La capitale ougandaise a vibré au rythme d’une ferveur républicaine ce mardi, marquée par des chants traditionnels et des défilés militaires. La cérémonie, placée sous le thème officiel « Protéger les acquis et franchir un cap qualitatif vers le statut de pays à revenu intermédiaire supérieur », a rassemblé de nombreux chefs d’État et de gouvernement africains, ainsi que des délégations prestigieuses venues d’Europe, d’Asie et d’Amérique.
Au-delà du faste de l’événement et des allocutions officielles, une profonde complicité humaine et politique, forgée au fil des ans, s’est manifestée entre Faure Gnassingbé et son homologue ougandais. En présentant ses vœux de plein succès à Yoweri Museveni pour ce nouveau mandat, le président togolais a réaffirmé un partenariat de confiance. Cette fraternité a été chaleureusement saluée par le président ougandais, qui a perçu dans ce déplacement un témoignage éloquent de l’excellence des relations économiques et politiques unissant Lomé et Kampala.

La diplomatie du dialogue : un pilier pour les Grands Lacs
Derrière les sourires affichés sur la tribune d’honneur, les réalités sécuritaires complexes du continent n’ont pas tardé à se rappeler aux deux dirigeants. Cette visite à Kampala dépassait la simple courtoisie républicaine ; elle était empreinte d’une urgence humanitaire et stratégique.

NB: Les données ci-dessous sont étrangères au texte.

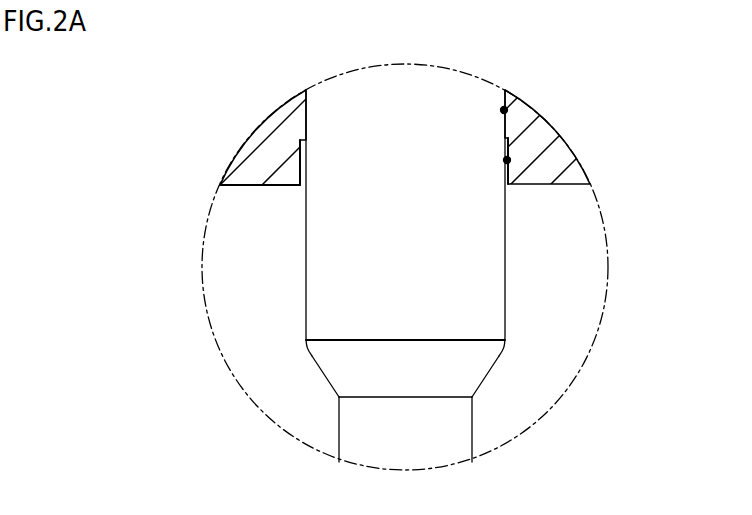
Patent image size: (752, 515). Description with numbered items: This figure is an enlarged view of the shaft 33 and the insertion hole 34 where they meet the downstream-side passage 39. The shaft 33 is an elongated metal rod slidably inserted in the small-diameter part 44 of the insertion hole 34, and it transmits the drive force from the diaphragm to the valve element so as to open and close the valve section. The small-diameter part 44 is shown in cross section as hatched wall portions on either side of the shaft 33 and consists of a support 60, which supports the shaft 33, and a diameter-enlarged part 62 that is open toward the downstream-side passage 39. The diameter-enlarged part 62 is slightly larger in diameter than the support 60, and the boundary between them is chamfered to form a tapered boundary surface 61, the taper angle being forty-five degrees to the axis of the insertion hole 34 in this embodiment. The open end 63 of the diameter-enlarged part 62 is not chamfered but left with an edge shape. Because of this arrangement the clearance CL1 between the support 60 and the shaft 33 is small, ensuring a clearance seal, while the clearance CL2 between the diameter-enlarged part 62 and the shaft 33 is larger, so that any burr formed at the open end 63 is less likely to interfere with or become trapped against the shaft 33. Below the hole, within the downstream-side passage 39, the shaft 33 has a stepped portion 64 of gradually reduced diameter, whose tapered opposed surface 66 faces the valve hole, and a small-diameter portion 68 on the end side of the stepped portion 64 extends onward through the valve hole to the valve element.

The shaft 33 is at (507, 230).
The insertion hole 34 is at (185, 150).
The downstream-side passage 39 is at (255, 292).
The small-diameter part 44 is at (141, 98).
The support 60 is at (303, 107).
The tapered boundary surface 61 is at (510, 148).
The diameter-enlarged part 62 is at (300, 141).
The open end 63 is at (300, 186).
The stepped portion 64 is at (484, 392).
The tapered opposed surface 66 is at (488, 368).
The small-diameter portion 68 is at (474, 428).
The clearance CL1 is at (507, 110).
The clearance CL2 is at (510, 160).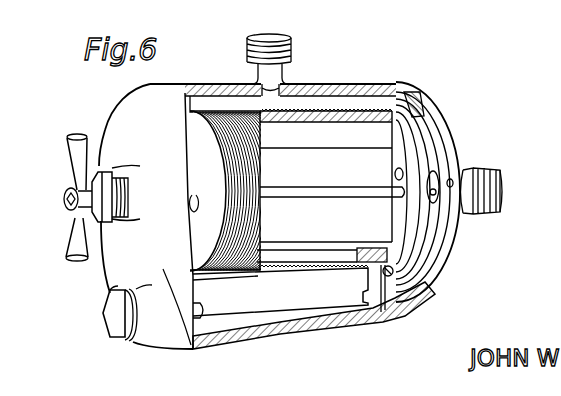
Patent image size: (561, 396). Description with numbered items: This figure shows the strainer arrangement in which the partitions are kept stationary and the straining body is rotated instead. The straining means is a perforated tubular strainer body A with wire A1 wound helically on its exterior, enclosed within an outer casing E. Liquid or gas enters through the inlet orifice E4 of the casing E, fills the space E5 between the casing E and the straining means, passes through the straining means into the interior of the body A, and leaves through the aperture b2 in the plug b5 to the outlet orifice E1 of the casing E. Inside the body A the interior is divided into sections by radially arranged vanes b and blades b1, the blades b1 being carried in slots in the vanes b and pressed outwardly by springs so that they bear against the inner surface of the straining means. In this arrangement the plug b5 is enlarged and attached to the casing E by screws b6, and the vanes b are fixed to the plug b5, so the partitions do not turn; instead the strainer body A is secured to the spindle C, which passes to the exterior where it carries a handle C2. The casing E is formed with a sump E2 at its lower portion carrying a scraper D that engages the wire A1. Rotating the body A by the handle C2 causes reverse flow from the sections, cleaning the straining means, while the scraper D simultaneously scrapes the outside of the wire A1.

The strainer body A is at (358, 133).
The wire A1 is at (273, 113).
The vanes b is at (418, 90).
The blades b1 is at (363, 163).
The aperture b2 is at (401, 172).
The plug b5 is at (408, 243).
The screws b6 is at (392, 273).
The spindle C is at (97, 193).
The handle C2 is at (73, 238).
The scraper D is at (280, 290).
The outer casing E is at (279, 215).
The outlet orifice E1 is at (490, 170).
The sump E2 is at (200, 326).
The inlet orifice E4 is at (287, 50).
The space E5 is at (197, 96).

En sa qualité de médiateur de l’Union africaine (UA) pour la crise déchirant l’Est de la République démocratique du Congo (RDC), Faure Gnassingbé est pleinement conscient que chaque avancée diplomatique représente des vies épargnées. À Kampala, il a saisi cette opportunité pour réaffirmer son engagement indéfectible à poursuivre, sans relâche, les consultations avec l’ensemble des parties prenantes de la région des Grands Lacs.
Face à ce défi majeur, l’Ouganda demeure un acteur stratégique. Fort de sa connaissance historique des dynamiques politiques locales, le président Museveni a rendu un hommage appuyé à la « diplomatie constructive » de Faure Gnassingbé. Une approche togolaise qui a déjà prouvé son efficacité, axée sur le dialogue discret, l’écoute mutuelle et le rejet des postures conflictuelles.

Une diplomatie togolaise active et reconnue
Dans les cercles présidentiels ougandais, la connaissance mutuelle des deux chefs d’État est bien établie. Leur dernière rencontre de travail en tête-à-tête ne remontait qu’au 3 février 2026, dans la ville d’Entebbe. Cette fréquence et cette profondeur des échanges témoignent de la manière dont le Togo s’est affirmé comme un facilitateur essentiel et un contributeur dynamique à la paix sur la scène africaine.
Alors que les festivités officielles de Kampala ont pris fin, la mission diplomatique se poursuit. Pour le président Faure Gnassingbé, le retour à Lomé s’effectue avec la conviction d’avoir solidifié un pont stratégique entre l’Afrique de l’Ouest et l’Afrique de l’Est, au service d’un objectif commun : la stabilité et le développement harmonieux du continent. Cette démarche diplomatique illustre une fois de plus la ferme volonté du Togo de participer activement aux initiatives africaines visant la consolidation de la paix et la promotion d’une gouvernance concertée et inclusive.